A former Milton-Freewater-area man has pleaded guilty to two counts of second-degree sex abuse and will serve five years in an Oregon prison.

The state accused Jason Allen Leach, 37, of raping and sexually abusing his daughters between July 1999 and February 2006. A Umatilla County Grand Jury indicted Leach in March of 2008 for numerous sex offenses. Following the indictment, Oregon State Police arrested Leach on March 19 and booked him into the Umatilla County Jail in Pendleton, where he has remained on $500,000 bail.

Leach's jury trial was to begin Monday in the Umatilla County Courthouse in Pendleton. The Umatilla County District Attorney's Office had charged Leach with two counts of first-degree rape, eight counts of first-degree sodomy, two counts of sexual penetration with a foreign object, three counts of first-degree sexual abuse and one count of unlawful sexual penetration in the second degree.

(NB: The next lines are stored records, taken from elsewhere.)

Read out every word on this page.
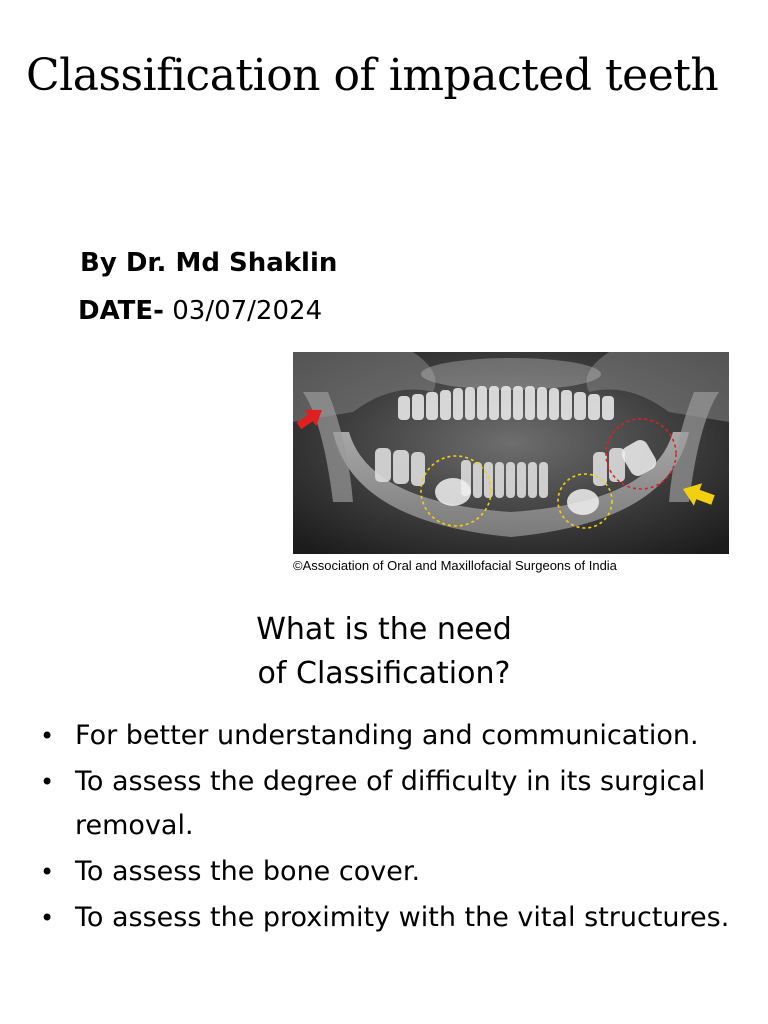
Classification of impacted teeth
By Dr. Md Shaklin
DATE- 03/07/2024
©Association of Oral and Maxillofacial Surgeons of India
What is the need
of Classification?
• For better understanding and communication.
• To assess the degree of difficulty in its surgical removal.
• To assess the bone cover.
• To assess the proximity with the vital structures.
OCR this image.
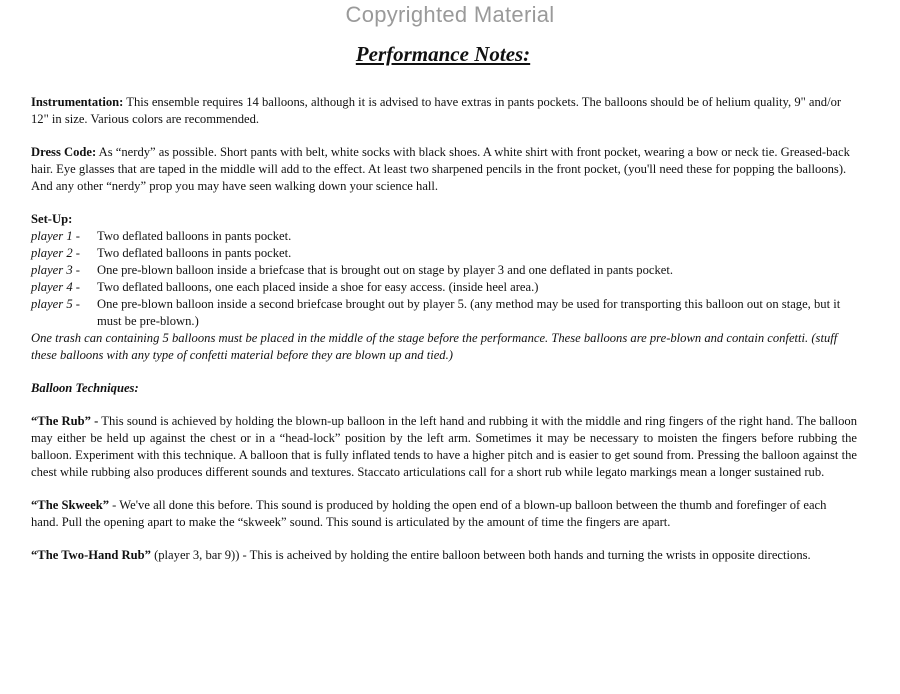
Copyrighted Material
Performance Notes:

Instrumentation: This ensemble requires 14 balloons, although it is advised to have extras in pants pockets. The balloons should be of helium quality, 9" and/or 12" in size. Various colors are recommended.

Dress Code: As “nerdy” as possible. Short pants with belt, white socks with black shoes. A white shirt with front pocket, wearing a bow or neck tie. Greased-back hair. Eye glasses that are taped in the middle will add to the effect. At least two sharpened pencils in the front pocket, (you'll need these for popping the balloons). And any other “nerdy” prop you may have seen walking down your science hall.

Set-Up:
player 1 -	Two deflated balloons in pants pocket.
player 2 -	Two deflated balloons in pants pocket.
player 3 -	One pre-blown balloon inside a briefcase that is brought out on stage by player 3 and one deflated in pants pocket.
player 4 -	Two deflated balloons, one each placed inside a shoe for easy access. (inside heel area.)
player 5 -	One pre-blown balloon inside a second briefcase brought out by player 5. (any method may be used for transporting this balloon out on stage, but it must be pre-blown.)

One trash can containing 5 balloons must be placed in the middle of the stage before the performance. These balloons are pre-blown and contain confetti. (stuff these balloons with any type of confetti material before they are blown up and tied.)

Balloon Techniques:

“The Rub” - This sound is achieved by holding the blown-up balloon in the left hand and rubbing it with the middle and ring fingers of the right hand. The balloon may either be held up against the chest or in a “head-lock” position by the left arm. Sometimes it may be necessary to moisten the fingers before rubbing the balloon. Experiment with this technique. A balloon that is fully inflated tends to have a higher pitch and is easier to get sound from. Pressing the balloon against the chest while rubbing also produces different sounds and textures. Staccato articulations call for a short rub while legato markings mean a longer sustained rub.

“The Skweek” - We've all done this before. This sound is produced by holding the open end of a blown-up balloon between the thumb and forefinger of each hand. Pull the opening apart to make the “skweek” sound. This sound is articulated by the amount of time the fingers are apart.

“The Two-Hand Rub” (player 3, bar 9)) - This is acheived by holding the entire balloon between both hands and turning the wrists in opposite directions.
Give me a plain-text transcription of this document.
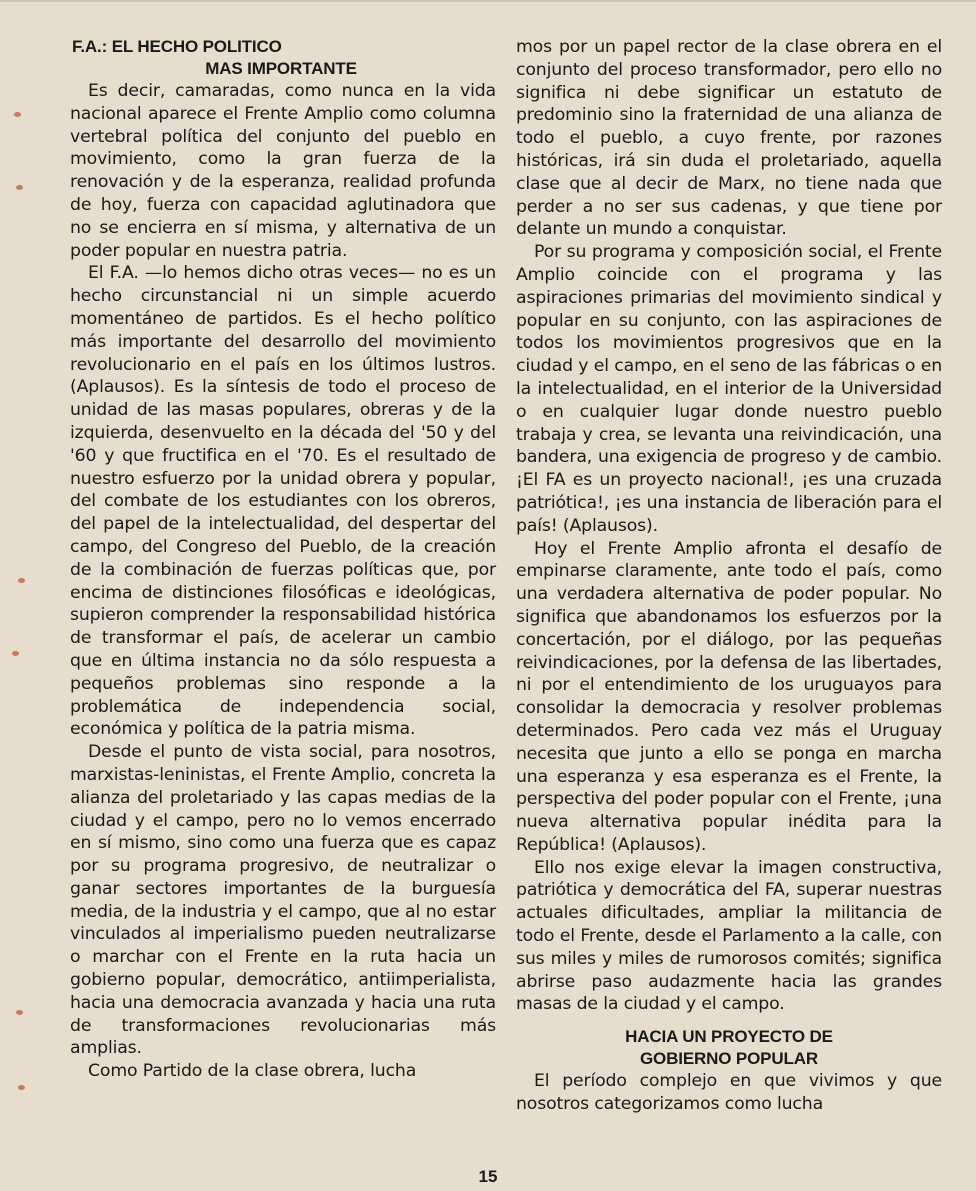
F.A.: EL HECHO POLITICO
MAS IMPORTANTE

Es decir, camaradas, como nunca en la vida nacional aparece el Frente Amplio como columna vertebral política del conjunto del pueblo en movimiento, como la gran fuerza de la renovación y de la esperanza, realidad profunda de hoy, fuerza con capacidad aglutinadora que no se encierra en sí misma, y alternativa de un poder popular en nuestra patria.

El F.A. —lo hemos dicho otras veces— no es un hecho circunstancial ni un simple acuerdo momentáneo de partidos. Es el hecho político más importante del desarrollo del movimiento revolucionario en el país en los últimos lustros. (Aplausos). Es la síntesis de todo el proceso de unidad de las masas populares, obreras y de la izquierda, desenvuelto en la década del '50 y del '60 y que fructifica en el '70. Es el resultado de nuestro esfuerzo por la unidad obrera y popular, del combate de los estudiantes con los obreros, del papel de la intelectualidad, del despertar del campo, del Congreso del Pueblo, de la creación de la combinación de fuerzas políticas que, por encima de distinciones filosóficas e ideológicas, supieron comprender la responsabilidad histórica de transformar el país, de acelerar un cambio que en última instancia no da sólo respuesta a pequeños problemas sino responde a la problemática de independencia social, económica y política de la patria misma.

Desde el punto de vista social, para nosotros, marxistas-leninistas, el Frente Amplio, concreta la alianza del proletariado y las capas medias de la ciudad y el campo, pero no lo vemos encerrado en sí mismo, sino como una fuerza que es capaz por su programa progresivo, de neutralizar o ganar sectores importantes de la burguesía media, de la industria y el campo, que al no estar vinculados al imperialismo pueden neutralizarse o marchar con el Frente en la ruta hacia un gobierno popular, democrático, antiimperialista, hacia una democracia avanzada y hacia una ruta de transformaciones revolucionarias más amplias.

Como Partido de la clase obrera, lucha

mos por un papel rector de la clase obrera en el conjunto del proceso transformador, pero ello no significa ni debe significar un estatuto de predominio sino la fraternidad de una alianza de todo el pueblo, a cuyo frente, por razones históricas, irá sin duda el proletariado, aquella clase que al decir de Marx, no tiene nada que perder a no ser sus cadenas, y que tiene por delante un mundo a conquistar.

Por su programa y composición social, el Frente Amplio coincide con el programa y las aspiraciones primarias del movimiento sindical y popular en su conjunto, con las aspiraciones de todos los movimientos progresivos que en la ciudad y el campo, en el seno de las fábricas o en la intelectualidad, en el interior de la Universidad o en cualquier lugar donde nuestro pueblo trabaja y crea, se levanta una reivindicación, una bandera, una exigencia de progreso y de cambio. ¡El FA es un proyecto nacional!, ¡es una cruzada patriótica!, ¡es una instancia de liberación para el país! (Aplausos).

Hoy el Frente Amplio afronta el desafío de empinarse claramente, ante todo el país, como una verdadera alternativa de poder popular. No significa que abandonamos los esfuerzos por la concertación, por el diálogo, por las pequeñas reivindicaciones, por la defensa de las libertades, ni por el entendimiento de los uruguayos para consolidar la democracia y resolver problemas determinados. Pero cada vez más el Uruguay necesita que junto a ello se ponga en marcha una esperanza y esa esperanza es el Frente, la perspectiva del poder popular con el Frente, ¡una nueva alternativa popular inédita para la República! (Aplausos).

Ello nos exige elevar la imagen constructiva, patriótica y democrática del FA, superar nuestras actuales dificultades, ampliar la militancia de todo el Frente, desde el Parlamento a la calle, con sus miles y miles de rumorosos comités; significa abrirse paso audazmente hacia las grandes masas de la ciudad y el campo.

HACIA UN PROYECTO DE
GOBIERNO POPULAR

El período complejo en que vivimos y que nosotros categorizamos como lucha

15
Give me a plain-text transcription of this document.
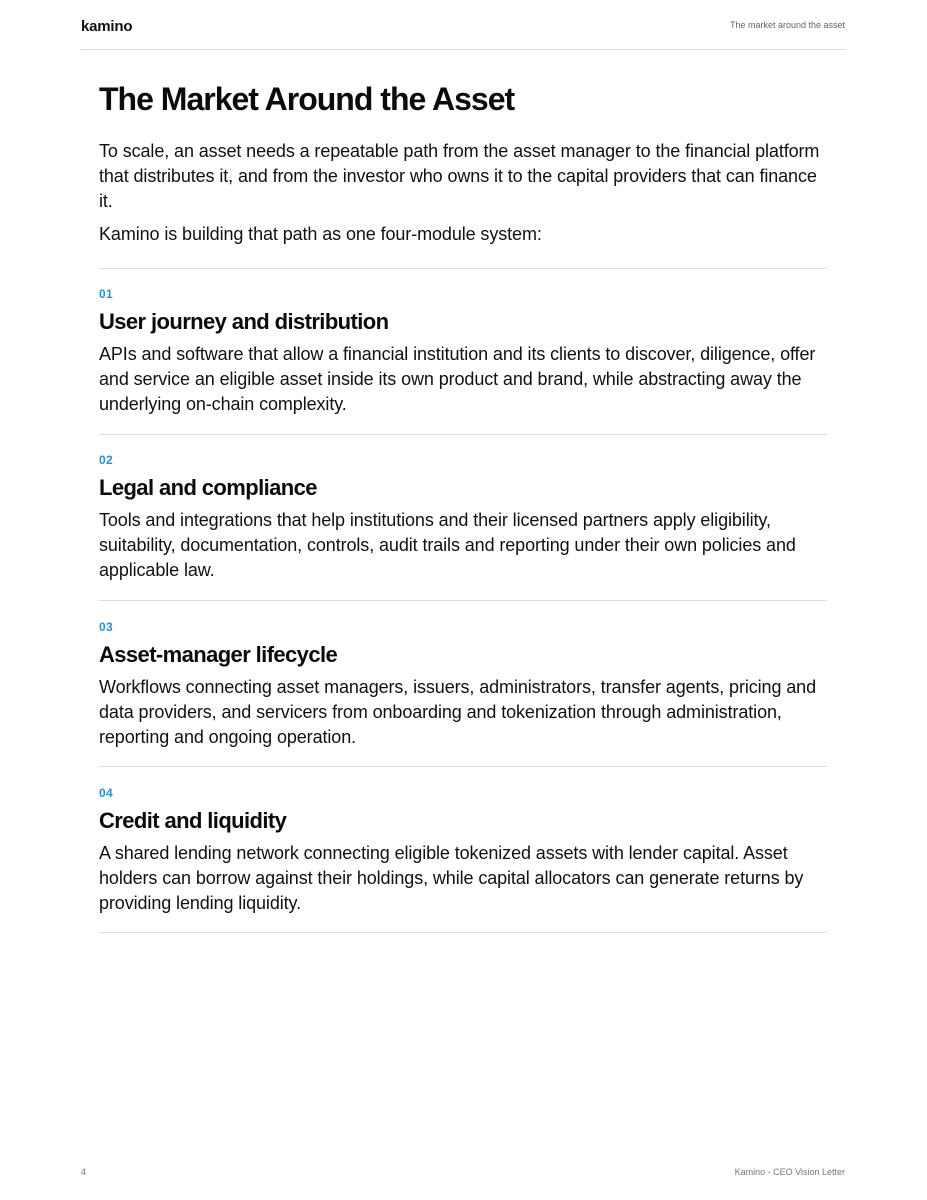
kamino	The market around the asset
The Market Around the Asset

To scale, an asset needs a repeatable path from the asset manager to the financial platform that distributes it, and from the investor who owns it to the capital providers that can finance it.

Kamino is building that path as one four-module system:

01
User journey and distribution

APIs and software that allow a financial institution and its clients to discover, diligence, offer and service an eligible asset inside its own product and brand, while abstracting away the underlying on-chain complexity.

02
Legal and compliance

Tools and integrations that help institutions and their licensed partners apply eligibility, suitability, documentation, controls, audit trails and reporting under their own policies and applicable law.

03
Asset-manager lifecycle

Workflows connecting asset managers, issuers, administrators, transfer agents, pricing and data providers, and servicers from onboarding and tokenization through administration, reporting and ongoing operation.

04
Credit and liquidity

A shared lending network connecting eligible tokenized assets with lender capital. Asset holders can borrow against their holdings, while capital allocators can generate returns by providing lending liquidity.

4	Kamino - CEO Vision Letter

Rape, sodomy and sexual penetration are Class A felonies and carry mandatory minimum prison sentences. Each count of first-degree rape and first-degree sodomy carries an eight-year, four-month sentence and second-degree unlawful sexual penetration has a prison term of six years, three months.

If a jury had convicted Leach on all counts, his prison sentence could have been nearly 50 years.

Friday, Leach made a deal to plead guilty to the lesser charges. Monday morning, visiting Judge William Snouffer of Portland sentenced Leach. During the hearing Monday, one of Leach's victims spoke against Leach, as did four other family members.

Simonne Weyand, the deputy district attorney handling the case, said after the sentencing she wanted to give Leach more prison time, but given the circumstances of the case this was the best plea deal the state could produce.

In addition to the five years, Leach will be on post-prison supervision and have to go through sex offender treatment.

Before the sentence hearing, defense attorney Michael Breiling said Leach made the deal because he decided taking his chance with a jury would be akin to "a roll of the dice."

Breiling said considering the prison sentence Leach was facing, he likely made what he saw as the best decision.